Questions and concerns

  • I would like to know what your thoughts and opinions are on the overall structure of my code and its design as is without any influence of my questions and concerns below. Meaning, these replies would be completely dependent on the code itself and independent of any other proposal, another words unbiased.
  • Is there a more simplified and compact way to do this without having to worry about type casting?
  • Since this is a personal project and I'm not overly concerned with the Endian, however I do feel that it should be addressed early on as opposed to later on if I decide to make this portable, what could be done to minimize or alleviate the checks and conversions due to Endian?
  • I would like to have these registers to be trivially copyable.

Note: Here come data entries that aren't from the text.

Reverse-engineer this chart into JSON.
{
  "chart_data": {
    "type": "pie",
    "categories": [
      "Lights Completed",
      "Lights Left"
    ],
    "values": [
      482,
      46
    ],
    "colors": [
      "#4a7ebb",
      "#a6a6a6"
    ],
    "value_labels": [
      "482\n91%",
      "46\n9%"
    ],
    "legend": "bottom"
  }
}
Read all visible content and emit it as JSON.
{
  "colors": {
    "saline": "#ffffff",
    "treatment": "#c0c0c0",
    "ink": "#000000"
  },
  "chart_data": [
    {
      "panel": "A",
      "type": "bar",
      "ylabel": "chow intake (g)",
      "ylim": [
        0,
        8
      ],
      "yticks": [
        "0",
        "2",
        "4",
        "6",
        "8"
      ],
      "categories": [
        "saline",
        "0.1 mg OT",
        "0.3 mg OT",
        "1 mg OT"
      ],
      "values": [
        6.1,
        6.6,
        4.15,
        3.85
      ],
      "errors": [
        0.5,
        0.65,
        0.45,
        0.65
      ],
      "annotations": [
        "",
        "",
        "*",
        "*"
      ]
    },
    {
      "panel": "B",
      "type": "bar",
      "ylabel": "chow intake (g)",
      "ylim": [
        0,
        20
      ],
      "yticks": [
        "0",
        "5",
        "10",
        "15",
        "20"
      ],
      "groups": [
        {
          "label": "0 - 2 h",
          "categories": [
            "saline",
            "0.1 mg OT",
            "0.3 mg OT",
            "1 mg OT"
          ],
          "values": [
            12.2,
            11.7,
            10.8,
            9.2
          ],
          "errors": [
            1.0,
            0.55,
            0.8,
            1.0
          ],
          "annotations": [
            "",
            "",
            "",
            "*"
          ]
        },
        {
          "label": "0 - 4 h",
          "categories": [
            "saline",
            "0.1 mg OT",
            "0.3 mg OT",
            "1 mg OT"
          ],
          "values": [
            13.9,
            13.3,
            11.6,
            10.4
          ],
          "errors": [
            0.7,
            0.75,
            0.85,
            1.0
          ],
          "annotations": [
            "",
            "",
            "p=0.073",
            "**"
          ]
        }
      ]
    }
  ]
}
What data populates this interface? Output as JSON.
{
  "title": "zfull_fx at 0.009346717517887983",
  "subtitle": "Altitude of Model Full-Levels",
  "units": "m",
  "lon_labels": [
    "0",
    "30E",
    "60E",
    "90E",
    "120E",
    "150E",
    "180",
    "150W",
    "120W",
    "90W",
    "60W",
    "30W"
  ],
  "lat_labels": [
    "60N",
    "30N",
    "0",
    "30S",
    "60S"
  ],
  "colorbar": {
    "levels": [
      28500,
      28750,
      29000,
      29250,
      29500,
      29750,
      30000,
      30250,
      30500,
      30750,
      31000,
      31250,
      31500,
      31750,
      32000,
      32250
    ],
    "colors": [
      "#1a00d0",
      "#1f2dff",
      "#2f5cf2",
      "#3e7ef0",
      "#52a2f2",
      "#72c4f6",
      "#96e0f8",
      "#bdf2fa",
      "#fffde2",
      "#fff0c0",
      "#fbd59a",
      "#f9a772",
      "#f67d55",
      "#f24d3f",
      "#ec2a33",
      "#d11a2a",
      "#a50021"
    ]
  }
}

Meaning you can copy one Register<8> to another Register<8> but you wouldn't be able to copy a Register<16> to a Register<32>. I was thinking of maybe making a function that would allow you to copy from one Register type to another.
  • Would using std::bitfield<> and the use of bitstreams be a viable option?
    • If so how would I be able to incorporate them into this design?
    • If not what is the main cause or reasoning behind why they wouldn't work? Would this be considered Type Punning and if so, would this be a Good or Bad example; please explain either case along with their pros and cons.
  • There is only one nuisance to me right now and that is the fact that I have to go an extra level deep to retrieve my values for example:

    Register r;
    r.register_.value_ = 12;
    

NOTE: -- My code does not have to be 100% strictly enforced by the standard as I don't have a recent copy of the C++17 standard and only sections of outdated C++11 versions of the standard. However it should at the least be minimally compliant.